Türkiye'nin vekalet savaşları üzerinden, üzerine bir bela olarak sürülen PKK, PYD, YPG terör örgütlerinin, ülkenin 40 küsur yılına ve 1,5 trilyon dolar gelir kaybına yol açtığını hatırlatan Kurtulmuş, "Eğer Türkiye, teröre bu parayı harcamayıp ekonomik kalkınmaya harcamış olsaydı bugün kişi başına milli gelir 25 bin dolar seviyesinde olacaktı. Türkiye sanayisini tamamlamak, yüksek teknolojide de rekabet edebilmek durumundadır. İyi ilerliyoruz. Allah Türkiye'ye 10-15 yıl kazasız belasız ekonomik ve siyasi istikrarla bu süreci aşmayı nasip etsin. Türkiye o zaman ekonomik ve teknolojik alanda da bağımsızlığını tam manasıyla kazanacaktır." diye konuştu.

- "Türkiye'nin bir tane ekseni vardır"

Diğer bir önemli konunun Türkiye'nin dış politikada kendine özgü bir yol izleme mecburiyeti olduğuna değinen Kurtulmuş, sözlerini şöyle sürdürdü:

"Zaman zaman şu tartışmalar yapılıyor. 'Türkiye eksen mi kaydırıyor?' Türkiye'nin bir tane ekseni vardır, o eksen de Türkiye'nin kendi eksenidir. Türkiye, doğuya ve batıya bağımlı bir ülke değildir. Türkiye kendi ayakları üzerinde yükselebilecek büyük bir ülkedir, büyük medeniyetin toplamıdır, büyük bir birikimin sonucudur. Biz birisini diğerine tercih etmek durumunda kalan bir tek ülke değiliz. Uydu ülke, kuyruk ülke değiliz, bunun bilinmesi lazım. Türkiye, kendi kökleri üzerinde yükseliyor. Dış politikada da kendine özgü bu çatıyı kurmak ve geliştirmek zorundadır."

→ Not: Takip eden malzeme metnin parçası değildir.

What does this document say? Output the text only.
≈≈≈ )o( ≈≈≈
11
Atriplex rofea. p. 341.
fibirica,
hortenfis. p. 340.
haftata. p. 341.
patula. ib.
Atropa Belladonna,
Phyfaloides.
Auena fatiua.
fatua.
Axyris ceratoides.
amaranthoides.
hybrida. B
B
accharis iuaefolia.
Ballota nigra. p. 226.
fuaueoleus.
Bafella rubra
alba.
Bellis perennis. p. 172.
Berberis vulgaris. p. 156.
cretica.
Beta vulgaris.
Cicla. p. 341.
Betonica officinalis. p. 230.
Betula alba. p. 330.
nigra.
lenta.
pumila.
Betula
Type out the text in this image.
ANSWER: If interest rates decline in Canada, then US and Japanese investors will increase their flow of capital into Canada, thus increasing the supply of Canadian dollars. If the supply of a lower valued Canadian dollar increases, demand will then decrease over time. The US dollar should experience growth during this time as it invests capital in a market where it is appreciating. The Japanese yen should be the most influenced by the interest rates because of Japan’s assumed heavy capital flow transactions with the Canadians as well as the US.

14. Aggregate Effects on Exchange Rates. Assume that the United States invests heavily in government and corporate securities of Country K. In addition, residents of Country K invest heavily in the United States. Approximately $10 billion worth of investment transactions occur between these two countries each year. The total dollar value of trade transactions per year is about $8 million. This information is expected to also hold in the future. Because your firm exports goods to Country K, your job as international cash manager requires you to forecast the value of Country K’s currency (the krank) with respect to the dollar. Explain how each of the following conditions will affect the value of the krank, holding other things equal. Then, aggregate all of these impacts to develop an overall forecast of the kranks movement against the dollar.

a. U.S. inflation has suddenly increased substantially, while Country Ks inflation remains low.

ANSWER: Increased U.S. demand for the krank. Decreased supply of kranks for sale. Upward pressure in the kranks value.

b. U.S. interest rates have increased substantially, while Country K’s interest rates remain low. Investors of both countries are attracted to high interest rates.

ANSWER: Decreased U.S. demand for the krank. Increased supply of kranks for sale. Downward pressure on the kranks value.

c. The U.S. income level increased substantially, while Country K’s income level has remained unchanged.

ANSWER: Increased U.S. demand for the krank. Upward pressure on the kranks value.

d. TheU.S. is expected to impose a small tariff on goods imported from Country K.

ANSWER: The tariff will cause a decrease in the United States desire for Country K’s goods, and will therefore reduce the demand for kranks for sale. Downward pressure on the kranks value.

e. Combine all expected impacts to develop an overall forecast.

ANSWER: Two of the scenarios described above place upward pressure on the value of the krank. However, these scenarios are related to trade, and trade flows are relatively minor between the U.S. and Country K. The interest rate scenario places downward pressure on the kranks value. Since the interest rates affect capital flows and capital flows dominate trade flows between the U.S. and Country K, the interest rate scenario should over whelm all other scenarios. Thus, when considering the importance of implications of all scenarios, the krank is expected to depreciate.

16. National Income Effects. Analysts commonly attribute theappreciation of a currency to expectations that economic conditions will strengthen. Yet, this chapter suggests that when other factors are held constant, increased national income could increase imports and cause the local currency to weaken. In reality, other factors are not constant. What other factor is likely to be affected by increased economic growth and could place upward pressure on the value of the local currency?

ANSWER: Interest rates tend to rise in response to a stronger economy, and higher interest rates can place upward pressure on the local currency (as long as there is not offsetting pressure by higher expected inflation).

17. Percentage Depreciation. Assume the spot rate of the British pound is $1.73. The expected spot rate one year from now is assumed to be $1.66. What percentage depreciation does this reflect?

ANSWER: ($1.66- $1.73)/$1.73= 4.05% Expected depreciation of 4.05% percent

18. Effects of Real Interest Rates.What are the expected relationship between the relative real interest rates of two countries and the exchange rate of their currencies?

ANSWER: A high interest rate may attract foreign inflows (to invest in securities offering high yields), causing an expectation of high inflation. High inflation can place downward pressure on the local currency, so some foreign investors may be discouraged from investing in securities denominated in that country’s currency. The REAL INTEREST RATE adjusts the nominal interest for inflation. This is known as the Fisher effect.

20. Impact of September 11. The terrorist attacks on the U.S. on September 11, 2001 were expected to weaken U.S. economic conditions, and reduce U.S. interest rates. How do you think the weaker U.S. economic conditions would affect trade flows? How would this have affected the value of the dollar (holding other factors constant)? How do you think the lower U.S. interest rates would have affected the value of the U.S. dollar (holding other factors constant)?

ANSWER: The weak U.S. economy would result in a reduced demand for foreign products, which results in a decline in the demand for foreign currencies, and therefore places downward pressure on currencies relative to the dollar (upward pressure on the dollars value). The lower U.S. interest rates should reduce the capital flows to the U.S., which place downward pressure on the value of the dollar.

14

- "Kültür dünyamızda başkalarının uydusu olmayacağız"

Konuşmasında Türkiye'nin kültürel alandaki gücüne değinen Kurtulmuş, "Kültürel bağımsızlığı olmayan ülkelerin ekonomik bağımsızlığının olmasının imkanı yoktur. Hele teknolojilerde ileri gitmelerinin imkanı yoktur. Petrol zengini olan, 50, 60, 70 bin dolar milli geliri olan ülkelerin dünya ekonomisinde esamesinin okunmadığı, dünyadaki teknolojik rekabette ortaya koyabilecekleri mal ve hizmetlerinin olmamasının sebebi milli kültürel bağımsızlıklarına sahip olmamalarıdır." şeklinde konuştu.

Kültür ve Turizm Bakanı Kurtulmuş, Türkiye'nin milli kültürel gücünün, bağımsızlığının farkına varması gerektiğini dile getirerek, "Biz kültür, zihin, tasavvur dünyamızda başkalarının bir şekilde uydusu olmayacağız. Kendi varlığımızı ciddi şekilde kullanıp, bunu geliştireceğiz." ifadelerini kullandı.

Programa, TÜBA Başkanı Prof. Dr. Ahmet Cevat Acar, İÜ Rektörü Prof. Dr. Mahmut Ak, İÜ İşletme Fakültesi Dekanı Prof. Dr. Recep Pekdemir, İFMED Yönetim Kurulu Başkanı Mehmet İlker Birgan, İFMED Danışma Kurulu Başkanı Cüneyd Zapsu, fakülte mezunları, akademisyenler ve öğrenciler de katıldı.

Konuşmasının ardından Kurtulmuş, öğrencilerle günün anısına fotoğraf çektirdi.